Early church bishops were encouraged to house young men to train them for future ministry in the church. They were commanded to instruct the youth in the Bible and basic subjects. Churches taught religious instruction to young and old alike, dividing the larger groups into classes. Monasteries, cathedrals and even guilds would have schools. Church councils ordered the erection of schools.

The records are very spotty given the lack of centralized communities, the distance of time and the ravages of war and poverty. What little that is available shows that during the Middle Ages, “poorer children, even if they or their parents were favorable to reading, might have to postpone the undertaking until adolescence or adulthood, and might not begin at all” (Professor Orme).

By the late Medieval period, useful numbers began to appear in England’s population of 2.5 million: a typical English town had at least one schoolmaster; London had at least two dozen full-time teachers. From 1480-1660, at least 800 new schools alone were created in England.
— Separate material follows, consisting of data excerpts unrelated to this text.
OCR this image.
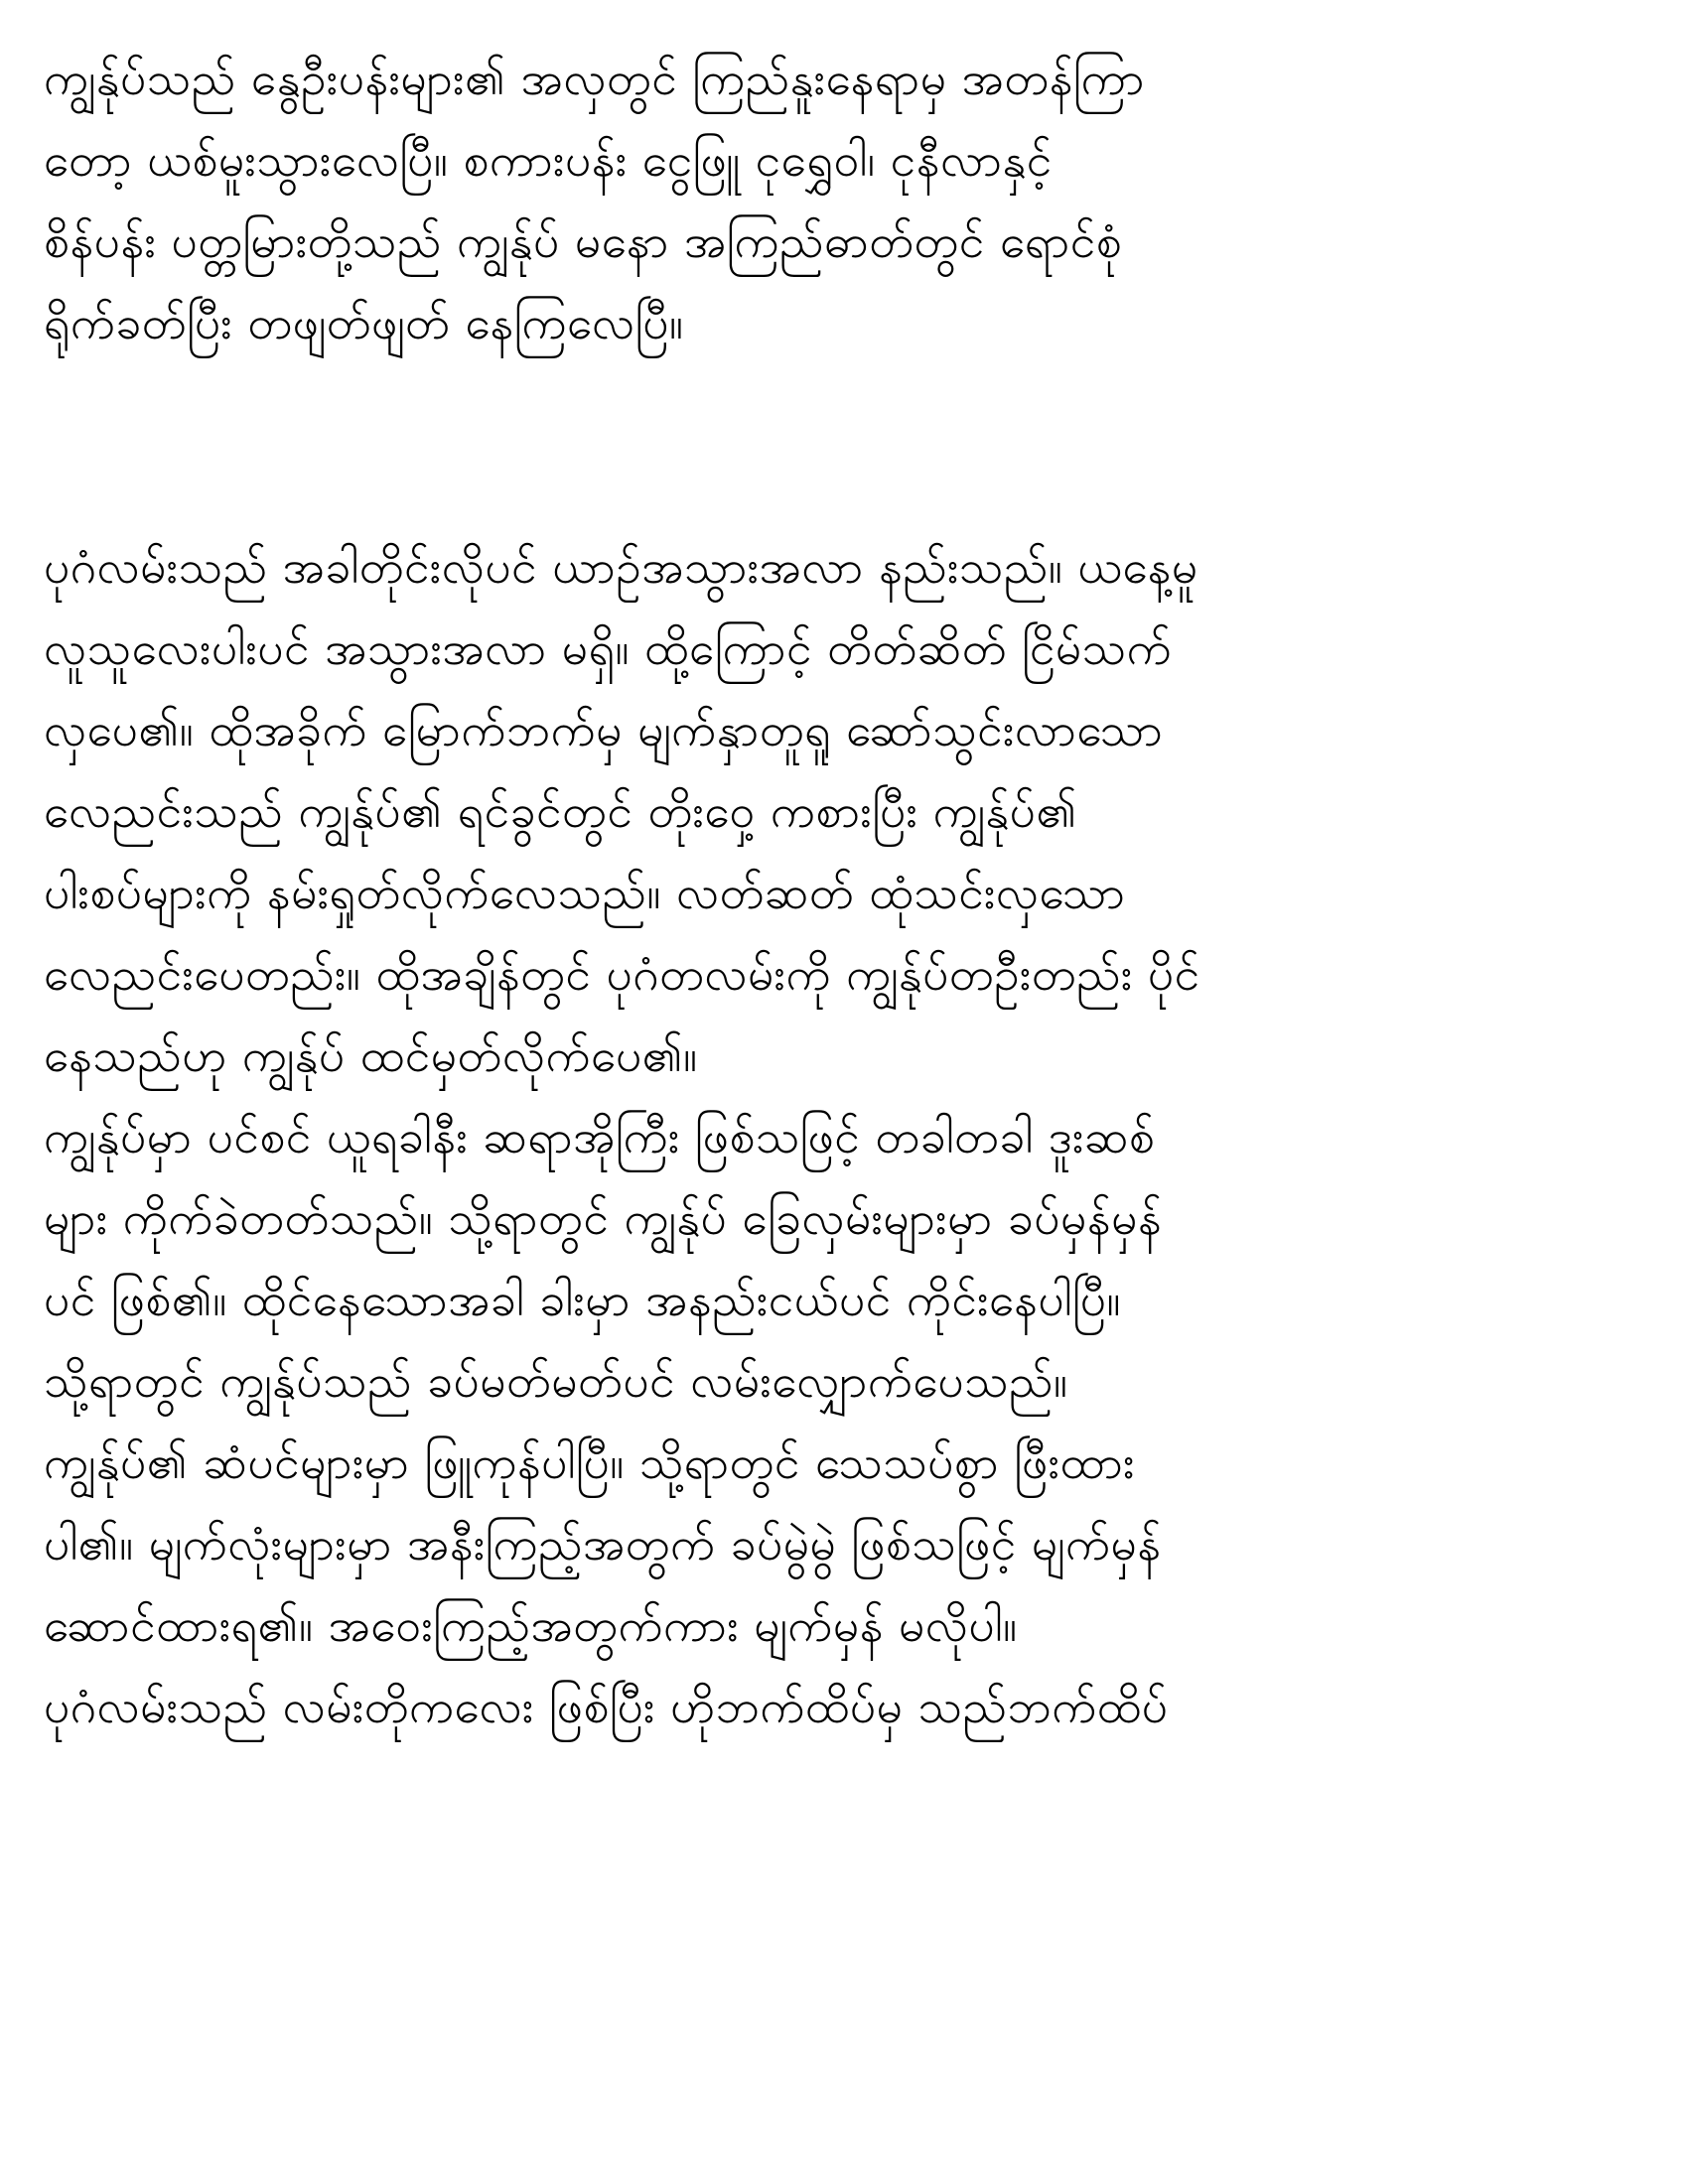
ကျွန်ုပ်သည် နွေဦးပန်းများ၏ အလှတွင် ကြည်နူးနေရာမှ အတန်ကြာ
တော့ ယစ်မူးသွားလေပြီ။ စကားပန်း ငွေဖြူ ငုရွှေဝါ၊ ငုနီလာနှင့်
စိန်ပန်း ပတ္တမြားတို့သည် ကျွန်ုပ် မနော အကြည်ဓာတ်တွင် ရောင်စုံ
ရိုက်ခတ်ပြီး တဖျတ်ဖျတ် နေကြလေပြီ။
ပုဂံလမ်းသည် အခါတိုင်းလိုပင် ယာဉ်အသွားအလာ နည်းသည်။ ယနေ့မူ
လူသူလေးပါးပင် အသွားအလာ မရှိ။ ထို့ကြောင့် တိတ်ဆိတ် ငြိမ်သက်
လှပေ၏။ ထိုအခိုက် မြောက်ဘက်မှ မျက်နှာတူရူ ဆော်သွင်းလာသော
လေညင်းသည် ကျွန်ုပ်၏ ရင်ခွင်တွင် တိုးဝှေ့ ကစားပြီး ကျွန်ုပ်၏
ပါးစပ်များကို နမ်းရှုတ်လိုက်လေသည်။ လတ်ဆတ် ထုံသင်းလှသော
လေညင်းပေတည်း။ ထိုအချိန်တွင် ပုဂံတလမ်းကို ကျွန်ုပ်တဦးတည်း ပိုင်
နေသည်ဟု ကျွန်ုပ် ထင်မှတ်လိုက်ပေ၏။
ကျွန်ုပ်မှာ ပင်စင် ယူရခါနီး ဆရာအိုကြီး ဖြစ်သဖြင့် တခါတခါ ဒူးဆစ်
များ ကိုက်ခဲတတ်သည်။ သို့ရာတွင် ကျွန်ုပ် ခြေလှမ်းများမှာ ခပ်မှန်မှန်
ပင် ဖြစ်၏။ ထိုင်နေသောအခါ ခါးမှာ အနည်းငယ်ပင် ကိုင်းနေပါပြီ။
သို့ရာတွင် ကျွန်ုပ်သည် ခပ်မတ်မတ်ပင် လမ်းလျှောက်ပေသည်။
ကျွန်ုပ်၏ ဆံပင်များမှာ ဖြူကုန်ပါပြီ။ သို့ရာတွင် သေသပ်စွာ ဖြီးထား
ပါ၏။ မျက်လုံးများမှာ အနီးကြည့်အတွက် ခပ်မွဲမွဲ ဖြစ်သဖြင့် မျက်မှန်
ဆောင်ထားရ၏။ အဝေးကြည့်အတွက်ကား မျက်မှန် မလိုပါ။
ပုဂံလမ်းသည် လမ်းတိုကလေး ဖြစ်ပြီး ဟိုဘက်ထိပ်မှ သည်ဘက်ထိပ်
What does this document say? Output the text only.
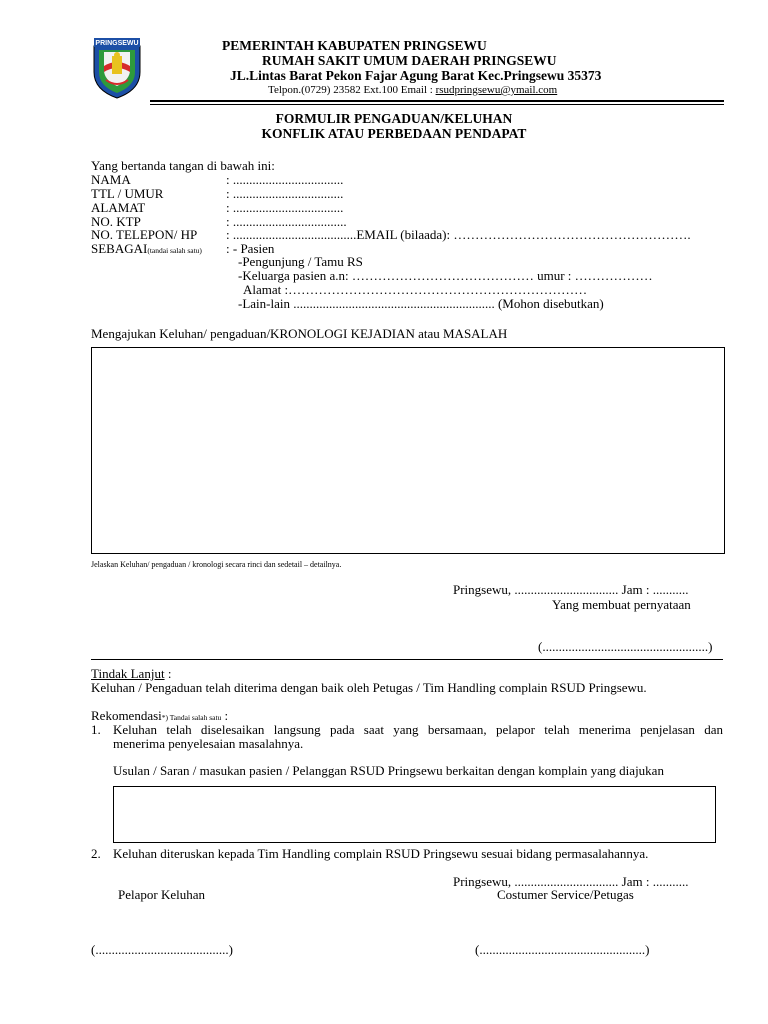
PRINGSEWU	PEMERINTAH KABUPATEN PRINGSEWU
RUMAH SAKIT UMUM DAERAH PRINGSEWU
JL.Lintas Barat Pekon Fajar Agung Barat Kec.Pringsewu 35373
Telpon.(0729) 23582 Ext.100 Email : rsudpringsewu@ymail.com
FORMULIR PENGADUAN/KELUHAN
KONFLIK ATAU PERBEDAAN PENDAPAT
Yang bertanda tangan di bawah ini:
NAMA	: ..................................
TTL / UMUR	: ..................................
ALAMAT	: ..................................
NO. KTP	: ...................................
NO. TELEPON/ HP : ......................................EMAIL (bilaada): ……………………………………………….
SEBAGAI(tandai salah satu) : - Pasien
-Pengunjung / Tamu RS
-Keluarga pasien a.n: …………………………………… umur : ………………
Alamat :……………………………………………………………
-Lain-lain .............................................................. (Mohon disebutkan)
Mengajukan Keluhan/ pengaduan/KRONOLOGI KEJADIAN atau MASALAH
Jelaskan Keluhan/ pengaduan / kronologi secara rinci dan sedetail – detailnya.
Pringsewu, ................................ Jam : ...........
Yang membuat pernyataan
(...................................................)
Tindak Lanjut :
Keluhan / Pengaduan telah diterima dengan baik oleh Petugas / Tim Handling complain RSUD Pringsewu.
Rekomendasi*) Tandai salah satu :
1. Keluhan telah diselesaikan langsung pada saat yang bersamaan, pelapor telah menerima penjelasan dan
menerima penyelesaian masalahnya.
Usulan / Saran / masukan pasien / Pelanggan RSUD Pringsewu berkaitan dengan komplain yang diajukan
2. Keluhan diteruskan kepada Tim Handling complain RSUD Pringsewu sesuai bidang permasalahannya.
Pringsewu, ................................ Jam : ...........
Pelapor Keluhan	Costumer Service/Petugas
(.........................................)	(...................................................)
The Reformation redoubled these educational efforts. Geneva erected the schola privata which divided the young into seven grades, admitting children as young as six. Most stayed in each grade a year. The Scots, Dutch, French, Polish and Hungarian churches either ordered, created and some even operated schools for children. Catechizing was emphasized once again.

The Puritans strongly endorsed schooling of all types. As historian Edmund Morgan summarized: “the diversity of forms of elementary training—and its chronic lack of endowment—led Puritans as well as their contemporaries to rely heavily on the household for instruction in literacy at the same time as they encouraged the founding of schools….”

New England passed the famous Old Deluder Satan Act of 1647, which required the erection of elementary and grammar schools. The typical New England child would begin instruction before age six, attending a local Dame school wherein an older woman (usually widowed) would teach the rudiments. He may then move on to other schools, tutors and subjects. It was common for the schoolmasters to teach the catechisms as well. At times, such catechizing was furthered through assemblies of the children, not unlike Sunday school.

By 1800 many state constitutions explicitly provided for schools to one degree or another. Boston had over half of the children in some type of school. The state of New York had similar statistics in 1799. Schools were endorsed by Cotton Mather, the Synod of New York and Philadelphia and various leaders. Thus by 1840 when the first census included schooling statistics, it appears that nearly 60% of the children in America attend some type of academy, private school or public school at one time or another.

Christians have always taken education seriously. And the history of formal schooling demonstrates that Christians and the church used both home education and schooling abroad to help nurture the next generation. This should encourage Christian families today to use their abilities and the gifts of the church to nurture the future generation.